Flamencos in Laguna Chaxa
フラミンゴの華麗な姿

  ここからは、さらに奥にあるミスカンティ湖(Laguna Miscanti)とミニケス湖(Laguna Miniques)を目指す。軽食を取って先に進むと、少々登ったところでソカイレ(Socaire)に到着。このインディヘナの寒村で小休止となり、アドベの教会などを見学して次に向かった。

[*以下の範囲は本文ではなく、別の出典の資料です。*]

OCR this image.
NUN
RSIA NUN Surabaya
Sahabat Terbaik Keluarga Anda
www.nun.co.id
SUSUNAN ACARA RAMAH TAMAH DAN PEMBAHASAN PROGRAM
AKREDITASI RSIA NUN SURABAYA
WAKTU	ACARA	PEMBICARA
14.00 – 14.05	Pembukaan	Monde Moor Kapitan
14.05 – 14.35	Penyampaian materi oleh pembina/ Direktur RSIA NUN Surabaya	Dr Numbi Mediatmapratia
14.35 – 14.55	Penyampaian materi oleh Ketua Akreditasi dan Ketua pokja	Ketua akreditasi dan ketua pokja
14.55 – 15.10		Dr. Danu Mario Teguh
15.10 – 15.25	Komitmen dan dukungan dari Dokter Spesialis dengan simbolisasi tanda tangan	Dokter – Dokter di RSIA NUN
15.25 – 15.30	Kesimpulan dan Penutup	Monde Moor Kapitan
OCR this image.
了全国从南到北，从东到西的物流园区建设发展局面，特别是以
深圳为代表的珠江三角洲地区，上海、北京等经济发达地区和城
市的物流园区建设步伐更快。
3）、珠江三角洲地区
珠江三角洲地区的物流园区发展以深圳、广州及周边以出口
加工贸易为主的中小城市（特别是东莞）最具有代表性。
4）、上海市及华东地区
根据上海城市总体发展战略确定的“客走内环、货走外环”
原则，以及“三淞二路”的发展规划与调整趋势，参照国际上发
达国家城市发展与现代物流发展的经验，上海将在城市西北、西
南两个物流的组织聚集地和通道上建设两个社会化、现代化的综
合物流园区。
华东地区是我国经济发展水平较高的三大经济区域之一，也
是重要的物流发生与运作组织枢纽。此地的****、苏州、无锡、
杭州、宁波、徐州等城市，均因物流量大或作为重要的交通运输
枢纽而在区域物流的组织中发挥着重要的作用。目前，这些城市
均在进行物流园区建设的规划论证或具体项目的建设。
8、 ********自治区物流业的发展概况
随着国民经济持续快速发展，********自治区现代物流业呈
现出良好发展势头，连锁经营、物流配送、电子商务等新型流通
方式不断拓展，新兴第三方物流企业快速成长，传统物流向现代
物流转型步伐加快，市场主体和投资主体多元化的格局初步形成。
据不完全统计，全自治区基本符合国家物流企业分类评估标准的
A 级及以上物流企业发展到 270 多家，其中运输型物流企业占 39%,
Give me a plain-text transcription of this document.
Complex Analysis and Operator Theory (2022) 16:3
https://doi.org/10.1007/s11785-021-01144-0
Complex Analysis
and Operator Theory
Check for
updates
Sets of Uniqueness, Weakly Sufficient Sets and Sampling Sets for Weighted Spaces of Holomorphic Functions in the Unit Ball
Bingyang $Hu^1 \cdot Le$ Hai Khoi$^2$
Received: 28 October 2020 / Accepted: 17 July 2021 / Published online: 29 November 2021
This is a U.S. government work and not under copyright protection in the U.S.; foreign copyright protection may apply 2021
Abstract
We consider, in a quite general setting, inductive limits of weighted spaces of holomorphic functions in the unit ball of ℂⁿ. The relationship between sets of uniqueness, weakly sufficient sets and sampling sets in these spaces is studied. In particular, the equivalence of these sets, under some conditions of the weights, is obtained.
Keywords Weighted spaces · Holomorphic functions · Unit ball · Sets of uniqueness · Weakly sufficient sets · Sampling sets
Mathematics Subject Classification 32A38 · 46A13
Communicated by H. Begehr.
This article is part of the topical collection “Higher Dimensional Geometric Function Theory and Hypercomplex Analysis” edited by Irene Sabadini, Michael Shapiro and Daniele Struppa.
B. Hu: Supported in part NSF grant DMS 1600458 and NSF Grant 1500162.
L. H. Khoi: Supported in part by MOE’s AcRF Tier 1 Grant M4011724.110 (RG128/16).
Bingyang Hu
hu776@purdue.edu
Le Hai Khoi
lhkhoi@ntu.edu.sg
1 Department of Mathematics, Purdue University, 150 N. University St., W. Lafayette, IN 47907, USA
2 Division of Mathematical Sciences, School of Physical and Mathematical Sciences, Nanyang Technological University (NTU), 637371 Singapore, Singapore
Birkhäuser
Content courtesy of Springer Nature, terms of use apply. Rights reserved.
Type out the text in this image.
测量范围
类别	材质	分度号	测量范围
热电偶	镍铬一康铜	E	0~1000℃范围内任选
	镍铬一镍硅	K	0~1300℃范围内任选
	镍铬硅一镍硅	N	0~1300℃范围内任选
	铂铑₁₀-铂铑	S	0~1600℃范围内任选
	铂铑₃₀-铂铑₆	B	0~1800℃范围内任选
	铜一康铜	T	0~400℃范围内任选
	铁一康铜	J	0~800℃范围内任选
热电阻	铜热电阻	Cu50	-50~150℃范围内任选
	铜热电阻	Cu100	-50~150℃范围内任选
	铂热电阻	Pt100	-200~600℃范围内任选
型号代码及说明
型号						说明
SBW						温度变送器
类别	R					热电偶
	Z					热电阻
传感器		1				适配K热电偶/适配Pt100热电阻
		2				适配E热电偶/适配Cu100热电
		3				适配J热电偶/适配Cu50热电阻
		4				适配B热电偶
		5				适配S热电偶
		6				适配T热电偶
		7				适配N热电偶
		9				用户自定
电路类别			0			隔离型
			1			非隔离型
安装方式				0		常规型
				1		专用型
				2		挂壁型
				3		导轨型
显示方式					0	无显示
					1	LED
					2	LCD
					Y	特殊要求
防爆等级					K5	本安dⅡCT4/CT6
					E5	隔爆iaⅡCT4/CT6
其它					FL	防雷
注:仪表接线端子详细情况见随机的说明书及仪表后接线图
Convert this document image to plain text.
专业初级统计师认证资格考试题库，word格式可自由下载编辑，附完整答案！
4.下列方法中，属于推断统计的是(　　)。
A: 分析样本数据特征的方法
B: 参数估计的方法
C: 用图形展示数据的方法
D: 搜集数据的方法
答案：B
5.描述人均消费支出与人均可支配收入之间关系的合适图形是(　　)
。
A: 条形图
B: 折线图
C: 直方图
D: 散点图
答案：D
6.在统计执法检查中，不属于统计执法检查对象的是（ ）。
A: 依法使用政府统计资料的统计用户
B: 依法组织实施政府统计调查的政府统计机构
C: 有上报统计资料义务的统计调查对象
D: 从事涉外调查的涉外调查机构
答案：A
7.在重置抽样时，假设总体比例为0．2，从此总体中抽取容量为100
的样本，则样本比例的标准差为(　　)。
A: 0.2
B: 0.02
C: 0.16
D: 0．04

  ここからは山道らしくなり、急勾配の中を駆け上がっていく。分岐を左に折れると未舗装路で、しばらく登ったところで車が停車した。道は湖へと通じているはずだが、ここでガイドが「このまま湖に行ってもつまらないので、丘を登って湖を眺めることにしよう」と言ってきた。こちらとしては望むところだったので、2人を除いて彼に同行した。

 思わぬ曇天

 この丘は、道こそないものの、傾斜はきつくないので、ガイドに付いて淡々と登っていく(ただし標高が4200m以上と高いので、高度順応できていない人たちは辛そう…)。そして、丘の上に登りつめると、左手にミスカンティ湖、右手にミニケス湖が現れた。それぞれ、背後にはミスカンティ山(Cerro Miscanti:5622m)、ミニケス山(Cerro Miniques:5910m)が聳え、なかなかの景観だ。

Laguna Miscanti
ミスカンティ湖

 しかし、この日は時間が経つとともに雲が増えて、この頃にはすっかり曇天になってしまった。年間のほとんどが晴天で、雨は数日しか降らない気候なのに、こんなことになるとは…今回は雨季に来ているから仕方ないのだが、残念な限りである。

Laguna Miniques
ミニケス湖

 ひとしきり展望を楽しんだら、ここからは湖面に向けて一気に下り出す。駆けるようにしてミニケス湖岸まで下ったら昼食休憩となり、その後ミスカンティ湖岸に寄り道して、この高所の湖を去った。

  そして最後に、先ほど通過したトコナオ(Toconao)に寄り道し、ここのヘレス渓谷(Quebrada de Jerez)を散策する。周囲は荒涼とした世界が支配しているのに、ここだけは果樹園もあるような林が広がっていて、まるでオアシスのようなところだ。谷間に下りて、久々の緑で心も体も潤し、無事ツアーを終えたのであった。

Quebrada de Jerez
ヘレス渓谷

 首都まで南下

 結局、サンペドロでは2つのツアーに参加したが、どちらも、それほど悪くはないものの、今ひとつ面白みに欠けたのも事実である。特にウユニからのツアーは素晴らしかったので、それと比較してしまうと物足りなかった。これがまた乾季に来ていれば、もう少し印象が変わっていたかもしれないが…

 さて、翌日はついにサンペドロを後にし、一気に首都・サンティアゴまで南下してしまう。カラマ(Calama)、アントファガスタ(Antofagasta)と経由して、ひたすら南に走っていくが、車窓はアタカマ砂漠の乾いた景色が続くばかり。やがて夜を迎えて、眠るより他にすることがなくなってしまった。

Desierto de Atacama
アタカマ砂漠

 こうして、サンティアゴには23時間半のバス移動(乗り換えなしでは過去最長)の末に到着。このまま国境を越えてメンドーサに行っても良かったが、今日は土曜日だし、そこまで急いでも仕方ないので、地下鉄で旧市街に出て、Hotel Nuevo Valparaísoで1泊確保。荷物を置いたら、さっそく街に繰り出した。

  とりあえずはロンプラのガイドに従って、アルマス広場、カテドラル、モネダ宮殿(Palacio de la Moneda)、サンフランシスコ教会(Iglesia de San Francisco)、サンタ・ルシアの丘(Cerro Santa Lucía)などを巡るが、街は比較的綺麗で、ヨーロッパに来ているような錯覚を覚えてしまう(まだ行ったことはないけれど)。南米の首都は概して危険なのだが、この街に限ってはそんな気配は微塵もなく、快適に過ごすことができた。